Blush, Highlight, and Contour
Before we get into our blush and contour application guide, be aware that even with Korean cosmetics, cream-based makeup products go on the skin first, followed by powders. If you’re using powder-based products to bring color and dimension back into the face, do so after setting your makeup, but if you’re using cream or liquid-based ones, use them before doing so;
Apply your blush starting with the apples of the cheeks, and lightly blend it outwards, using a sponge or fingers for a cream or a fluffy brush for a powder. The blush should be very light and diffused, so you can go over it with a bit of setting powder to tone it down afterward;
When it comes to contouring, a light touch is key. Sweep a bit of contour under the cheekbones, but not too much so as not to make the face appear too angular;
Many women like to contour along their jawlines to give the illusion of a V-shaped face, while others contour the sides of the nose, primarily in order to create the illusion of a higher nose bridge; and finally...
You don’t need to be shy with highlighter! Sweep it along the high-points of your face—especially above the blush placement, over the cupid’s bow, and down the bridge of the nose. It will give the face a bit more dimension without making it seem sharper, and will also add a youthful glow.

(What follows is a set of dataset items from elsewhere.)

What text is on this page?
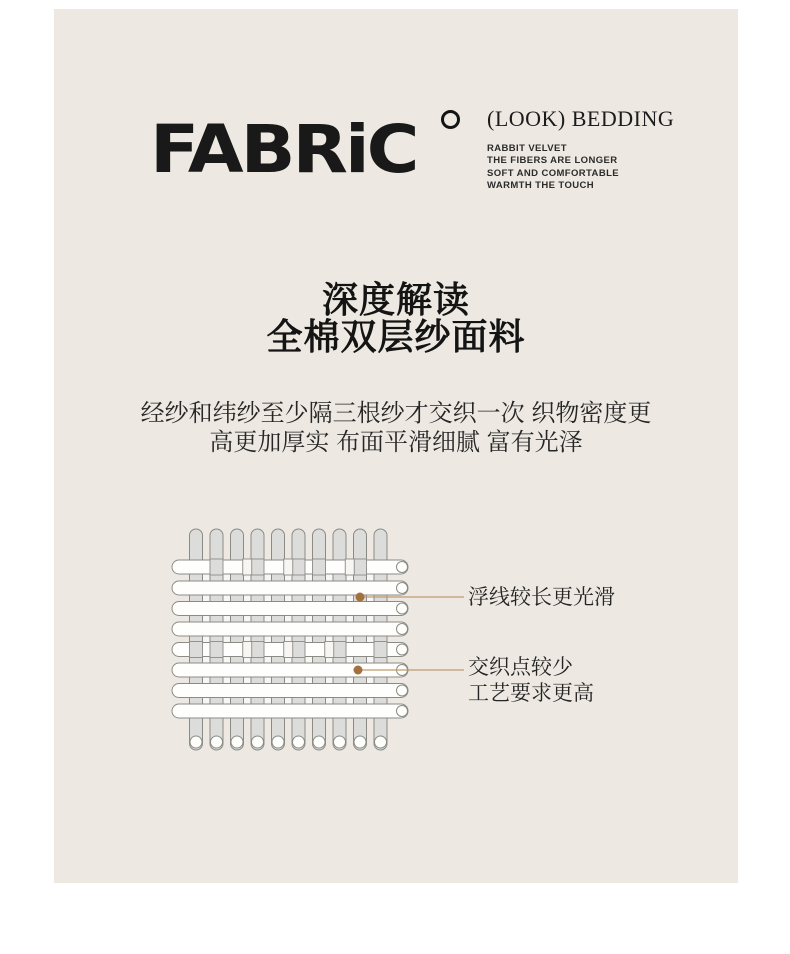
FABRiC	(LOOK) BEDDING
RABBIT VELVET
THE FIBERS ARE LONGER
SOFT AND COMFORTABLE
WARMTH THE TOUCH
深度解读
全棉双层纱面料
经纱和纬纱至少隔三根纱才交织一次 织物密度更
高更加厚实 布面平滑细腻 富有光泽
浮线较长更光滑
交织点较少
工艺要求更高
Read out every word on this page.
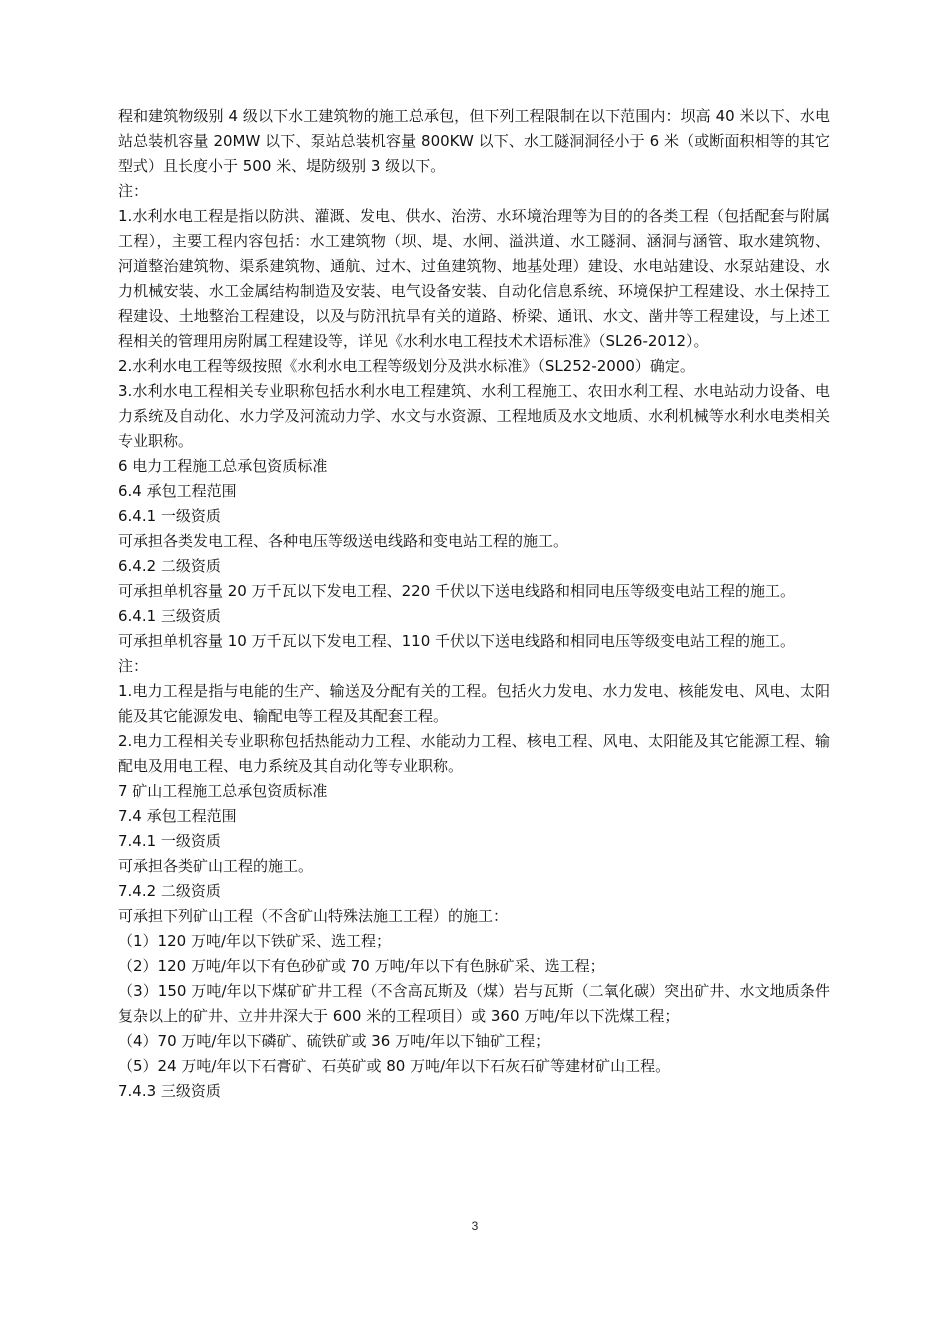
程和建筑物级别 4 级以下水工建筑物的施工总承包，但下列工程限制在以下范围内：坝高 40 米以下、水电站总装机容量 20MW 以下、泵站总装机容量 800KW 以下、水工隧洞洞径小于 6 米（或断面积相等的其它型式）且长度小于 500 米、堤防级别 3 级以下。

注：

1.水利水电工程是指以防洪、灌溉、发电、供水、治涝、水环境治理等为目的的各类工程（包括配套与附属工程），主要工程内容包括：水工建筑物（坝、堤、水闸、溢洪道、水工隧洞、涵洞与涵管、取水建筑物、河道整治建筑物、渠系建筑物、通航、过木、过鱼建筑物、地基处理）建设、水电站建设、水泵站建设、水力机械安装、水工金属结构制造及安装、电气设备安装、自动化信息系统、环境保护工程建设、水土保持工程建设、土地整治工程建设，以及与防汛抗旱有关的道路、桥梁、通讯、水文、凿井等工程建设，与上述工程相关的管理用房附属工程建设等，详见《水利水电工程技术术语标准》（SL26-2012）。

2.水利水电工程等级按照《水利水电工程等级划分及洪水标准》（SL252-2000）确定。

3.水利水电工程相关专业职称包括水利水电工程建筑、水利工程施工、农田水利工程、水电站动力设备、电力系统及自动化、水力学及河流动力学、水文与水资源、工程地质及水文地质、水利机械等水利水电类相关专业职称。

6 电力工程施工总承包资质标准

6.4 承包工程范围

6.4.1 一级资质

可承担各类发电工程、各种电压等级送电线路和变电站工程的施工。

6.4.2 二级资质

可承担单机容量 20 万千瓦以下发电工程、220 千伏以下送电线路和相同电压等级变电站工程的施工。

6.4.1 三级资质

可承担单机容量 10 万千瓦以下发电工程、110 千伏以下送电线路和相同电压等级变电站工程的施工。

注：

1.电力工程是指与电能的生产、输送及分配有关的工程。包括火力发电、水力发电、核能发电、风电、太阳能及其它能源发电、输配电等工程及其配套工程。

2.电力工程相关专业职称包括热能动力工程、水能动力工程、核电工程、风电、太阳能及其它能源工程、输配电及用电工程、电力系统及其自动化等专业职称。

7 矿山工程施工总承包资质标准

7.4 承包工程范围

7.4.1 一级资质

可承担各类矿山工程的施工。

7.4.2 二级资质

可承担下列矿山工程（不含矿山特殊法施工工程）的施工：

（1）120 万吨/年以下铁矿采、选工程；

（2）120 万吨/年以下有色砂矿或 70 万吨/年以下有色脉矿采、选工程；

（3）150 万吨/年以下煤矿矿井工程（不含高瓦斯及（煤）岩与瓦斯（二氧化碳）突出矿井、水文地质条件复杂以上的矿井、立井井深大于 600 米的工程项目）或 360 万吨/年以下洗煤工程；

（4）70 万吨/年以下磷矿、硫铁矿或 36 万吨/年以下铀矿工程；

（5）24 万吨/年以下石膏矿、石英矿或 80 万吨/年以下石灰石矿等建材矿山工程。

7.4.3 三级资质

3
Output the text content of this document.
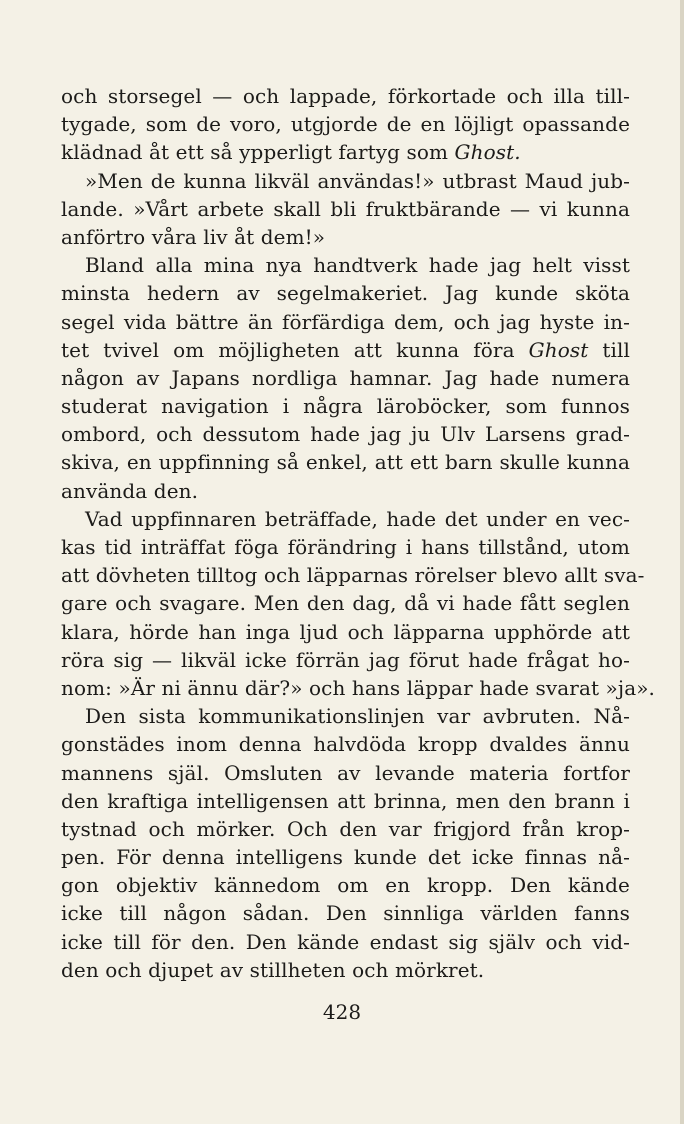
och storsegel — och lappade, förkortade och illa till-
tygade, som de voro, utgjorde de en löjligt opassande
klädnad åt ett så ypperligt fartyg som Ghost.
»Men de kunna likväl användas!» utbrast Maud jub-
lande. »Vårt arbete skall bli fruktbärande — vi kunna
anförtro våra liv åt dem!»
Bland alla mina nya handtverk hade jag helt visst
minsta hedern av segelmakeriet. Jag kunde sköta
segel vida bättre än förfärdiga dem, och jag hyste in-
tet tvivel om möjligheten att kunna föra Ghost till
någon av Japans nordliga hamnar. Jag hade numera
studerat navigation i några läroböcker, som funnos
ombord, och dessutom hade jag ju Ulv Larsens grad-
skiva, en uppfinning så enkel, att ett barn skulle kunna
använda den.
Vad uppfinnaren beträffade, hade det under en vec-
kas tid inträffat föga förändring i hans tillstånd, utom
att dövheten tilltog och läpparnas rörelser blevo allt sva-
gare och svagare. Men den dag, då vi hade fått seglen
klara, hörde han inga ljud och läpparna upphörde att
röra sig — likväl icke förrän jag förut hade frågat ho-
nom: »Är ni ännu där?» och hans läppar hade svarat »ja».
Den sista kommunikationslinjen var avbruten. Nå-
gonstädes inom denna halvdöda kropp dvaldes ännu
mannens själ. Omsluten av levande materia fortfor
den kraftiga intelligensen att brinna, men den brann i
tystnad och mörker. Och den var frigjord från krop-
pen. För denna intelligens kunde det icke finnas nå-
gon objektiv kännedom om en kropp. Den kände
icke till någon sådan. Den sinnliga världen fanns
icke till för den. Den kände endast sig själv och vid-
den och djupet av stillheten och mörkret.
428
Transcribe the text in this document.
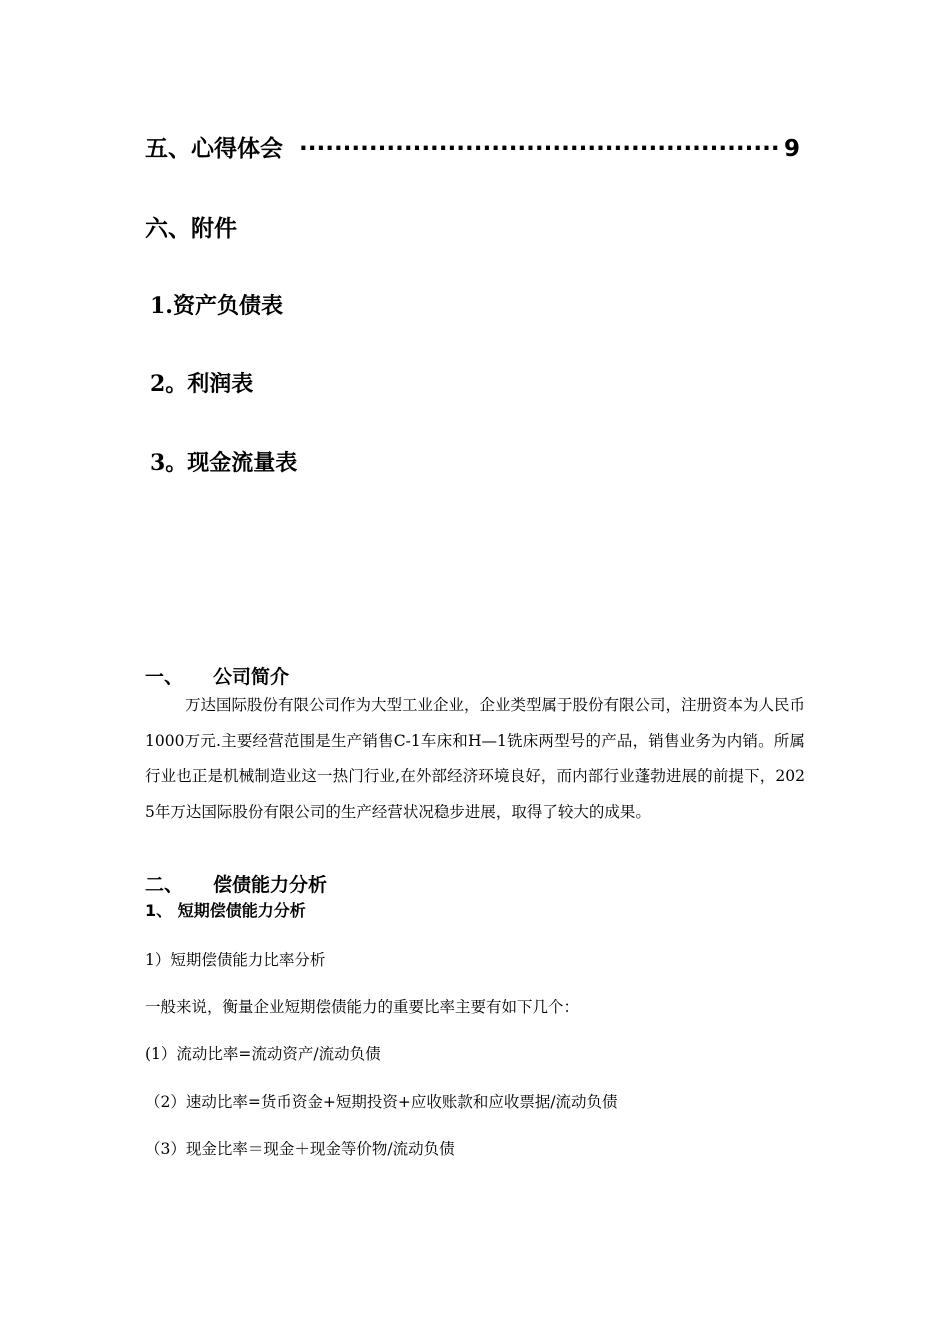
五、心得体会
·····	9
六、附件
1.资产负债表
2。利润表
3。现金流量表
一、 公司简介
万达国际股份有限公司作为大型工业企业，企业类型属于股份有限公司，注册资本为人民币1000万元.主要经营范围是生产销售C-1车床和H—1铣床两型号的产品，销售业务为内销。所属行业也正是机械制造业这一热门行业,在外部经济环境良好，而内部行业蓬勃进展的前提下，2025年万达国际股份有限公司的生产经营状况稳步进展，取得了较大的成果。
二、 偿债能力分析
1、 短期偿债能力分析
1）短期偿债能力比率分析
一般来说，衡量企业短期偿债能力的重要比率主要有如下几个：
(1）流动比率=流动资产/流动负债
（2）速动比率=货币资金+短期投资+应收账款和应收票据/流动负债
（3）现金比率＝现金＋现金等价物/流动负债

Getting that pout right is key for any K-beauty look! It is best to apply lipstick or tint with your fingers or a lip brush in order to properly apply and blend things out;
Start by applying a very small amount of lipstick to the center of your lips, and then gently blend it outwards towards the lip line, so that the color will be most concentrated in the center and more blended towards the edges; and finally...
To ensure longevity, blot your lips with a tissue to remove any excess product, and if you’d like add a touch of gloss for a more shiny look!
There You Have It: You Now Know All the Basics
Thank you for reading! Hopefully that gives you an idea of the general themes of Korean skincare and makeup. There's a lot to know, and if you've made it this far, you've amassed a lot of knowledge on the topic! We hope K-beauty brings you as much joy as it's brought us. Good luck, have fun, and happy makeup!